Кровавый эксперимент коммунизма не подорвал доверия к просвещенческим идеям как таковым, и они сохраняют серьезное, если не преобладающее влияние в политической жизни Европы. Мультикультурализм, хотя и говорит о сохранении различных традиций, на самом деле продиктован все тем же антитрадиционным мышлением Просвещения – его базовая идея вовсе не в том, что все традиции имеют право на развитие, а в том, что никакая традиция не должна рассматриваться в качестве фундамента общества.
Когда британский интеллектуал говорит “у нас мультикультурная страна” он имеет в виду ровно то же, что имеет в виду русский интеллигент, говоря “у нас многонациональная страна” – что это больше не христианская страна и что любые публичные проявления ее христианской идентичности должны быть подавлены. Фраза “у нас мультикультурная/многонациональная/многоконфессиональная страна” никогда не имеет продолжения “и поэтому представители таких-то общин тоже имеют право”. Она всегда продолжается одинаково – “и поэтому христиане не имеют права”. Достаточно известны ситуации, когда ревнители мультикультурализма требовали отказаться от рождественских украшений, “чтобы не обидеть мусульман”, в то время как сами мусульмане заверяли, что никакой обиды себе в этих украшениях не видят и убирать их вовсе не требуют.
Мультикультурализм озабочен, таким образом, не столько поддержкой культурной самобытности иммигрантских общин, сколько разрушением европейской традиции – которая, как и породившая ее христианская вера, рассматривается как источник угнетения и препятствие на пути прогресса.
Прогресс, который является результатом этого, оказывается скорее прогрессирующей смертельной болезнью – иммигранты не интегрируются в принимающее их общество, но остаются чужеродным телом, которое все более разрастается. Почему это происходит, ведь иммиграция как таковая существовала всегда? Потому, что интегрироваться можно только в цивилизацию, которая обладает своей традицией и хранит ее. Вы можете крестить человека в Вашу веру и он станет Вам братом; но он не может стать Вам братом, если никакой веры у Вас нет.
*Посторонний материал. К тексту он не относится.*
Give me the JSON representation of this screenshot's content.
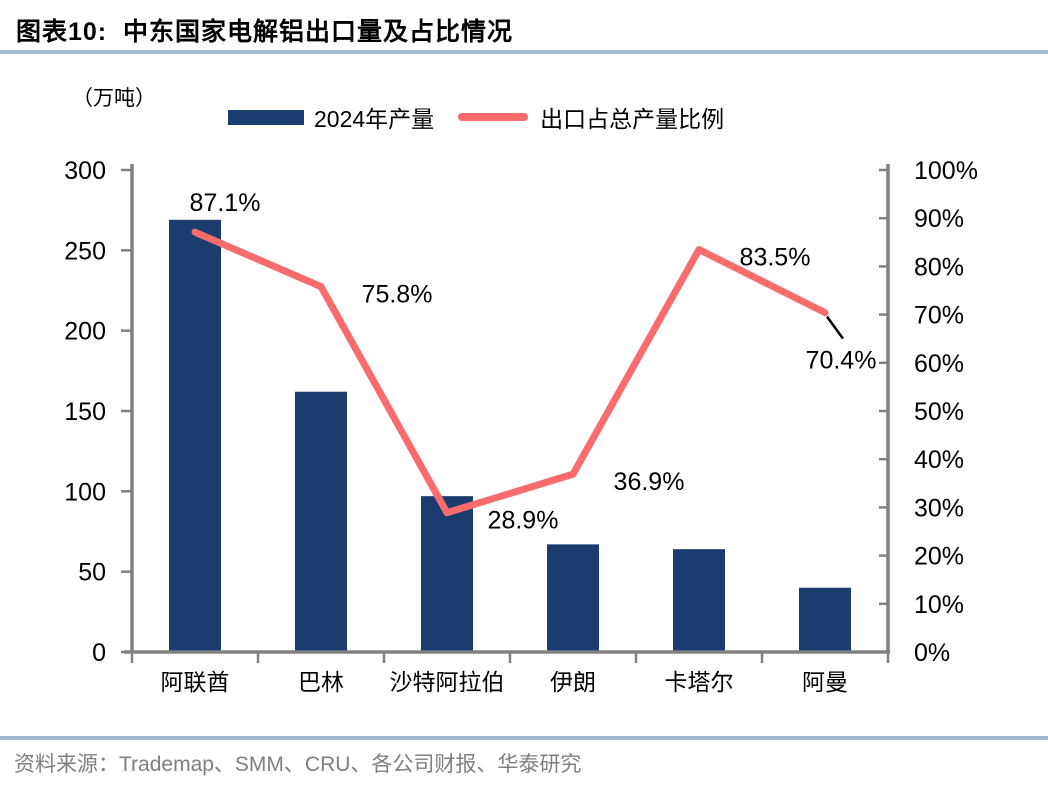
{
  "header": {
    "title": "图表10:  中东国家电解铝出口量及占比情况"
  },
  "unit_label": "（万吨）",
  "legend": {
    "production_label": "2024年产量",
    "ratio_label": "出口占总产量比例"
  },
  "footer": {
    "source": "资料来源：Trademap、SMM、CRU、各公司财报、华泰研究"
  },
  "colors": {
    "bar": "#1B3C6E",
    "line": "#F96B6C",
    "divider": "#A6BBD3",
    "axis": "#808080",
    "source_text": "#7F7F7F",
    "label_text": "#000000"
  },
  "chart_data": {
    "type": "bar+line",
    "title": "中东国家电解铝出口量及占比情况",
    "categories": [
      "阿联酋",
      "巴林",
      "沙特阿拉伯",
      "伊朗",
      "卡塔尔",
      "阿曼"
    ],
    "series": [
      {
        "name": "2024年产量",
        "type": "bar",
        "axis": "left",
        "unit": "万吨",
        "values": [
          269,
          162,
          97,
          67,
          64,
          40
        ]
      },
      {
        "name": "出口占总产量比例",
        "type": "line",
        "axis": "right",
        "values": [
          87.1,
          75.8,
          28.9,
          36.9,
          83.5,
          70.4
        ],
        "point_labels": [
          "87.1%",
          "75.8%",
          "28.9%",
          "36.9%",
          "83.5%",
          "70.4%"
        ]
      }
    ],
    "left_axis": {
      "label": "（万吨）",
      "min": 0,
      "max": 300,
      "step": 50,
      "ticks": [
        "300",
        "250",
        "200",
        "150",
        "100",
        "50",
        "0"
      ]
    },
    "right_axis": {
      "min": 0,
      "max": 100,
      "step": 10,
      "ticks": [
        "100%",
        "90%",
        "80%",
        "70%",
        "60%",
        "50%",
        "40%",
        "30%",
        "20%",
        "10%",
        "0%"
      ]
    },
    "grid": false,
    "legend_position": "top"
  }
}
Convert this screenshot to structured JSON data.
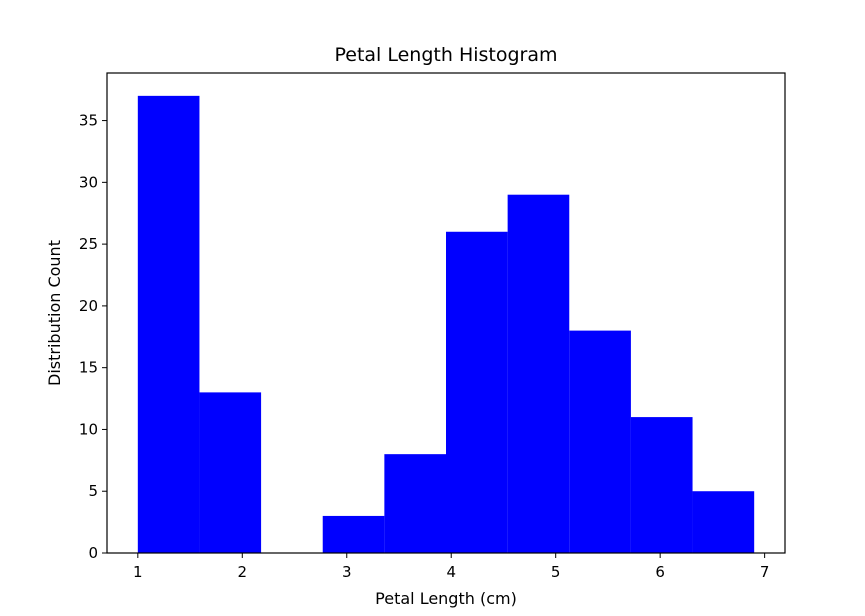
{
  "chart_data": {
    "type": "bar",
    "title": "Petal Length Histogram",
    "xlabel": "Petal Length (cm)",
    "ylabel": "Distribution Count",
    "bar_color": "#0000ff",
    "xlim": [
      0.705,
      7.195
    ],
    "ylim": [
      0,
      38.85
    ],
    "x_ticks": [
      1,
      2,
      3,
      4,
      5,
      6,
      7
    ],
    "y_ticks": [
      0,
      5,
      10,
      15,
      20,
      25,
      30,
      35
    ],
    "bins": [
      {
        "x0": 1.0,
        "x1": 1.59,
        "value": 37
      },
      {
        "x0": 1.59,
        "x1": 2.18,
        "value": 13
      },
      {
        "x0": 2.18,
        "x1": 2.77,
        "value": 0
      },
      {
        "x0": 2.77,
        "x1": 3.36,
        "value": 3
      },
      {
        "x0": 3.36,
        "x1": 3.95,
        "value": 8
      },
      {
        "x0": 3.95,
        "x1": 4.54,
        "value": 26
      },
      {
        "x0": 4.54,
        "x1": 5.13,
        "value": 29
      },
      {
        "x0": 5.13,
        "x1": 5.72,
        "value": 18
      },
      {
        "x0": 5.72,
        "x1": 6.31,
        "value": 11
      },
      {
        "x0": 6.31,
        "x1": 6.9,
        "value": 5
      }
    ],
    "grid": false,
    "legend": "none"
  }
}
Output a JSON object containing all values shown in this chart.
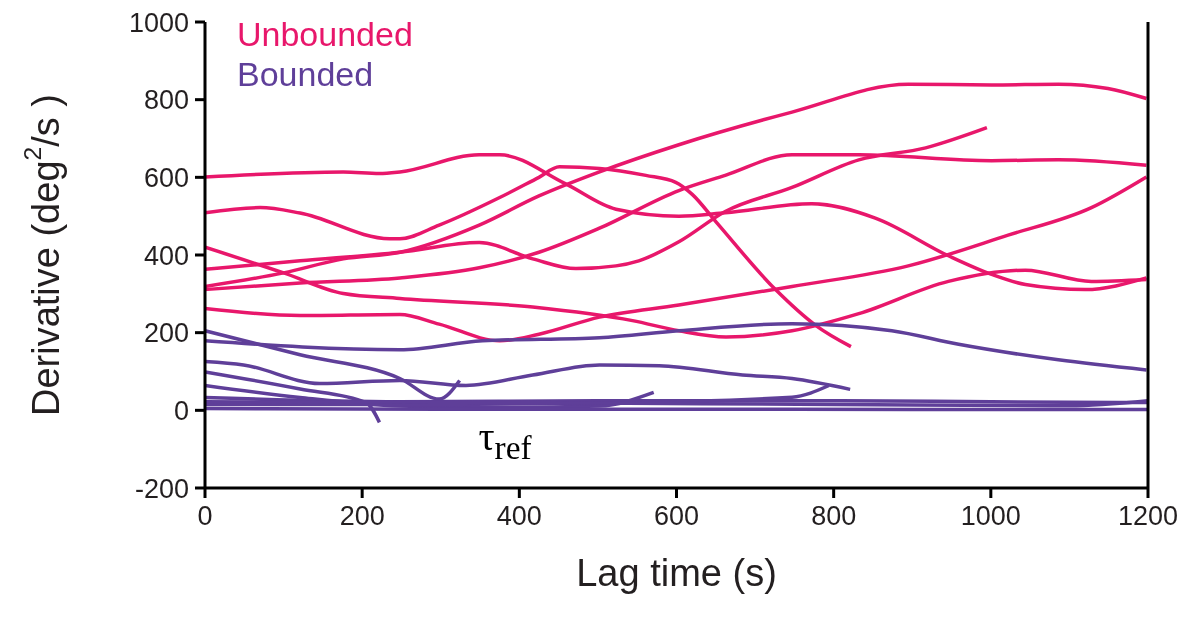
{
  "chart_data": {
    "type": "line",
    "xlabel": "Lag time (s)",
    "ylabel": "Derivative (deg$^{2}$/s )",
    "xlim": [
      0,
      1200
    ],
    "xticks": [
      0,
      200,
      400,
      600,
      800,
      1000,
      1200
    ],
    "ylim": [
      -200,
      1000
    ],
    "yticks": [
      -200,
      0,
      200,
      400,
      600,
      800,
      1000
    ],
    "grid": false,
    "legend": "top left",
    "marker": "none",
    "line_style": "solid",
    "annotations": [
      "τ$_{ref}$"
    ],
    "series": [
      {
        "name": "Unbounded",
        "color": "#e8176b",
        "x": [
          0,
          176,
          222,
          248,
          349,
          375,
          459,
          523,
          603,
          662,
          772,
          853,
          946,
          1001,
          1044,
          1120,
          1198
        ],
        "values": [
          601,
          614,
          610,
          614,
          658,
          658,
          583,
          518,
          500,
          509,
          532,
          495,
          398,
          350,
          324,
          311,
          341
        ]
      },
      {
        "color": "#e8176b",
        "x": [
          0,
          70,
          121,
          235,
          248,
          298,
          375,
          425,
          451,
          502,
          561,
          599,
          620,
          650,
          726,
          777,
          822
        ],
        "values": [
          509,
          522,
          508,
          442,
          442,
          477,
          548,
          600,
          627,
          623,
          605,
          587,
          556,
          486,
          311,
          219,
          164
        ]
      },
      {
        "color": "#e8176b",
        "x": [
          0,
          121,
          248,
          349,
          417,
          472,
          523,
          552,
          603,
          662,
          747,
          832,
          917,
          995
        ],
        "values": [
          363,
          385,
          407,
          432,
          390,
          365,
          372,
          385,
          434,
          512,
          574,
          645,
          676,
          728
        ]
      },
      {
        "color": "#e8176b",
        "x": [
          0,
          100,
          176,
          248,
          349,
          425,
          502,
          603,
          747,
          895,
          1001,
          1086,
          1149,
          1198
        ],
        "values": [
          319,
          354,
          390,
          407,
          477,
          552,
          614,
          684,
          768,
          840,
          838,
          840,
          829,
          803
        ]
      },
      {
        "color": "#e8176b",
        "x": [
          0,
          121,
          248,
          349,
          425,
          502,
          603,
          662,
          747,
          832,
          1001,
          1086,
          1198
        ],
        "values": [
          311,
          328,
          341,
          367,
          407,
          469,
          566,
          605,
          658,
          658,
          643,
          645,
          631
        ]
      },
      {
        "color": "#e8176b",
        "x": [
          0,
          100,
          176,
          248,
          417,
          544,
          603,
          663,
          747,
          832,
          946,
          1044,
          1128,
          1198
        ],
        "values": [
          420,
          354,
          301,
          288,
          266,
          231,
          205,
          189,
          205,
          249,
          332,
          361,
          332,
          337
        ]
      },
      {
        "color": "#e8176b",
        "x": [
          0,
          121,
          248,
          298,
          375,
          425,
          502,
          603,
          747,
          895,
          1022,
          1128,
          1198
        ],
        "values": [
          262,
          244,
          247,
          222,
          179,
          196,
          240,
          271,
          319,
          372,
          451,
          522,
          601
        ]
      },
      {
        "name": "Bounded",
        "color": "#5f3f99",
        "x": [
          0,
          248,
          353,
          502,
          603,
          747,
          874,
          959,
          1086,
          1198
        ],
        "values": [
          179,
          156,
          179,
          187,
          205,
          223,
          205,
          170,
          130,
          104
        ]
      },
      {
        "color": "#5f3f99",
        "x": [
          0,
          121,
          248,
          298,
          324
        ],
        "values": [
          205,
          143,
          82,
          29,
          77
        ]
      },
      {
        "color": "#5f3f99",
        "x": [
          0,
          49,
          146,
          248,
          332,
          417,
          502,
          578,
          684,
          747,
          821
        ],
        "values": [
          126,
          117,
          69,
          77,
          64,
          91,
          117,
          115,
          91,
          82,
          54
        ]
      },
      {
        "color": "#5f3f99",
        "x": [
          0,
          121,
          205,
          222
        ],
        "values": [
          99,
          55,
          20,
          -31
        ]
      },
      {
        "color": "#5f3f99",
        "x": [
          0,
          121,
          248,
          375,
          502,
          571
        ],
        "values": [
          64,
          33,
          11,
          7,
          11,
          46
        ]
      },
      {
        "color": "#5f3f99",
        "x": [
          0,
          248,
          500,
          800,
          1000,
          1200
        ],
        "values": [
          33,
          22,
          25,
          25,
          22,
          20
        ]
      },
      {
        "color": "#5f3f99",
        "x": [
          0,
          300,
          500,
          747,
          794
        ],
        "values": [
          15,
          15,
          18,
          34,
          64
        ]
      },
      {
        "color": "#5f3f99",
        "x": [
          0,
          300,
          600,
          900,
          1200
        ],
        "values": [
          5,
          3,
          3,
          2,
          2
        ]
      },
      {
        "color": "#5f3f99",
        "x": [
          0,
          400,
          800,
          1100,
          1200
        ],
        "values": [
          22,
          20,
          15,
          12,
          25
        ]
      }
    ]
  }
}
Важен ли этот европейский опыт для нас? Чрезвычайно важен уже потому, что у нас склонны донашивать европейский секонд хенд и восторженно перенимать позавчерашние берлинские и лондонские моды. Многие люди всерьез верят, что нам надо завести у себя мультикультурализм и гей-парады, как в “просвещенной Европе” и через это мы, наконец, окажемся на столбовой дороге просвещения и прогресса. Что же, просвещенные европейцы уже немало наступали на эти грабли. Если для нас важно их мнение, прислушаемся же к Ангеле Меркель: “Этот подход [мультикультурализм] провалился, полностью провалился… мы не сможем быстро исправить ошибки, совершенные за последние 30-40 лет”. У нас есть определенное преимущество – мы можем просто не совершать этих ошибок, а учиться на ошибках других.